En la orilla derecha, las fábricas y los almacenes se alargaban al borde del agua, las altas chimeneas echaban una suave humareda, una esfumación gris que manchaba el cielo amarillento, mientras que las chimeneas pequeñas de hierro, de las calderas de vapor, inyectaban en el aire copos algodonosos y apretados de humo blanco.
—Es grandioso todo esto —exclamó Iturrioz de nuevo.
—Sí, es verdad —dije yo.
—Y tiene además —añadió él— el aire tranquilizador del pueblo en el que se ve claramente el manantial del dinero. Es todo lo contrario de Madrid. Allí se ve gente elegante, bien vestida, coches, caballos… ¿De dónde sale aquello? Es un misterio. En España todas las fuentes de la riqueza son turbias.
—Aquí ocurrirá lo mismo —dijo mi padre.
—Por lo menos, todo esto es claro —repuso Iturrioz, señalando la orilla del Támesis.
Pasó junto a nosotros un borracho trompicando por el asfalto.
—Ésta es otra de las cosas que me admiran —dijo Iturrioz.
—¿Qué? ¿El que haya borrachos? —le pregunté yo.
—No, la clase de borrachera —contestó Iturrioz—, ésta es la borrachera individualista pura.

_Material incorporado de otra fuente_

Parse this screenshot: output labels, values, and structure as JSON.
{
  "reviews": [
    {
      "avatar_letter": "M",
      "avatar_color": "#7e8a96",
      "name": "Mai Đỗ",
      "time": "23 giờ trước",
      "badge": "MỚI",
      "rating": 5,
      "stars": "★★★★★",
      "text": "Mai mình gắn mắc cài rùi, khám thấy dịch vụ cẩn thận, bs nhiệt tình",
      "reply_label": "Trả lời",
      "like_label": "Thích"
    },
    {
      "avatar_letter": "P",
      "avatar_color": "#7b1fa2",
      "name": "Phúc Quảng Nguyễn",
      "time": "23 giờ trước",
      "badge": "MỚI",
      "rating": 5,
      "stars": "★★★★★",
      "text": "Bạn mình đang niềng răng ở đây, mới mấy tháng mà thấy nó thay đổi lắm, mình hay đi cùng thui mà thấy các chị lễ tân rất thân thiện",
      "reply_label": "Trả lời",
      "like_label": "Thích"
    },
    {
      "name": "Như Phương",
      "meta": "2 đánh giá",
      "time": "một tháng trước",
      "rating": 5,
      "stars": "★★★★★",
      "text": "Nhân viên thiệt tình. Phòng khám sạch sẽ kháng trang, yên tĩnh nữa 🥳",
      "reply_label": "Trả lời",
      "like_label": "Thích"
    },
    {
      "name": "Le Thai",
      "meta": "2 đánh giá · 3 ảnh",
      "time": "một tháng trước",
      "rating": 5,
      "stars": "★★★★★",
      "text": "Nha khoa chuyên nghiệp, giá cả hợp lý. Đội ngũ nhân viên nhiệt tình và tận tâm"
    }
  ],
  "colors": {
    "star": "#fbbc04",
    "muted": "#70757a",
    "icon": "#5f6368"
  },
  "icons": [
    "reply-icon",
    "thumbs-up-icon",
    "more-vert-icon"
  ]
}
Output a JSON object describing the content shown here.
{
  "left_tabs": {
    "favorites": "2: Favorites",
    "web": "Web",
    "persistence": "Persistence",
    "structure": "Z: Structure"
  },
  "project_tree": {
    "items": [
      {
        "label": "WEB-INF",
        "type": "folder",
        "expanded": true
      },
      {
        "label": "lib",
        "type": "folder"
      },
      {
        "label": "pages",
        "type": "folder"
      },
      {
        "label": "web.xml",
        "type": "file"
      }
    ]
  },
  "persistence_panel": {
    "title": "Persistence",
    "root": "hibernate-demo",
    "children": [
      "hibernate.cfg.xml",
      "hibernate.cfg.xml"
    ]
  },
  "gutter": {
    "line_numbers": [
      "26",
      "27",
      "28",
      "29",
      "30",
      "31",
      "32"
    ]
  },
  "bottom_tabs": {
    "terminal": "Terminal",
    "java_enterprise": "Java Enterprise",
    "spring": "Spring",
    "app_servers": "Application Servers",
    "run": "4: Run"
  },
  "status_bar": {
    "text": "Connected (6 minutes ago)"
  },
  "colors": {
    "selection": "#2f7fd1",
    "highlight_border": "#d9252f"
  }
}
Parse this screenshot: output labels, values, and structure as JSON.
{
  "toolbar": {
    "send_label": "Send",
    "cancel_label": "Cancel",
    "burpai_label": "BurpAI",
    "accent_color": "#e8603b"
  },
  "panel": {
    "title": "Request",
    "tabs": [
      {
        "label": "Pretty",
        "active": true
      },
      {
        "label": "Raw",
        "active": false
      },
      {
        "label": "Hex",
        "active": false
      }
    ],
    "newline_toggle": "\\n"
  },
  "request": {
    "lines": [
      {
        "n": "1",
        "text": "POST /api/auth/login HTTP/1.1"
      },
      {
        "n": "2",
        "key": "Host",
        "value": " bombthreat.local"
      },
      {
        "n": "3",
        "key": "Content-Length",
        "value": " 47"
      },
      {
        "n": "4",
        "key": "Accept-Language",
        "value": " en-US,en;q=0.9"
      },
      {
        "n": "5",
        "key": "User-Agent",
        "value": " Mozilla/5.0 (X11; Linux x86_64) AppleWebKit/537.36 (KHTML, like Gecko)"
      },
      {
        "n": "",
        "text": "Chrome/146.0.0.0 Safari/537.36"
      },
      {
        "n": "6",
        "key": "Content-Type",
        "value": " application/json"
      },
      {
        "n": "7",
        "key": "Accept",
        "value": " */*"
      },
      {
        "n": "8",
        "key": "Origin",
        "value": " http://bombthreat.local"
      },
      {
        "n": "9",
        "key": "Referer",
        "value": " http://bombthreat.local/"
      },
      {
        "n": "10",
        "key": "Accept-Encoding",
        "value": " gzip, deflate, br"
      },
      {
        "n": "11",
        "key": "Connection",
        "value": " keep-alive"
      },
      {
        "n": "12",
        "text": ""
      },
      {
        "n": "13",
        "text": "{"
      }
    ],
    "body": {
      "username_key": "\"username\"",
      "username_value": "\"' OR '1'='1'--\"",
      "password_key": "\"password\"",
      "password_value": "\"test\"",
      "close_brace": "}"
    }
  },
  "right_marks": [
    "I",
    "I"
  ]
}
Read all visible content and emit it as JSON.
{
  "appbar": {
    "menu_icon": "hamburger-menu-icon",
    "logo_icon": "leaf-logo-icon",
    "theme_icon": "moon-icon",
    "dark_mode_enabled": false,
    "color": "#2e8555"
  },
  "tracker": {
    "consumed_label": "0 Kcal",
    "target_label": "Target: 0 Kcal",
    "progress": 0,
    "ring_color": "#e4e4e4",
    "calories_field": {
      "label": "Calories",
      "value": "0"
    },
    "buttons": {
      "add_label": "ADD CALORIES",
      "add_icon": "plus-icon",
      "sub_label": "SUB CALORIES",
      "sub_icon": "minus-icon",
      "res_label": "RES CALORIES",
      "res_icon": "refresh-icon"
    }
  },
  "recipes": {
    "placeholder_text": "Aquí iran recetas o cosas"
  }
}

Este hombre se ha convencido a sí mismo de que tiene que beber, ha bebido, y se va a buscar un rincón donde tenderse. Este hombre es un emancipado. En España no hemos llegado a eso. Allá, los domingos por la tarde, en las capitales de provincia del norte sobre todo, se ven borrachos, pero no así, borrachos individualistas, sino borrachos en manada; algunos, por respeto al espíritu de la colectividad, se fingen borrachos sin estarlo. Ahí tienes la sumisión, el espíritu gregario, que dicen ahora. Esa borrachera colectivista es verdaderamente despreciable, alborotadora y ridícula. Si te fijas, María, cuando vuelvas a España, notarás que todos esos adeptos de la borrachera colectivista suelen cantar Marina.
—Es que no saben otra cosa —dijo mi padre.
—No. Es que necesitan una música ramplona para una borrachera también ramplona.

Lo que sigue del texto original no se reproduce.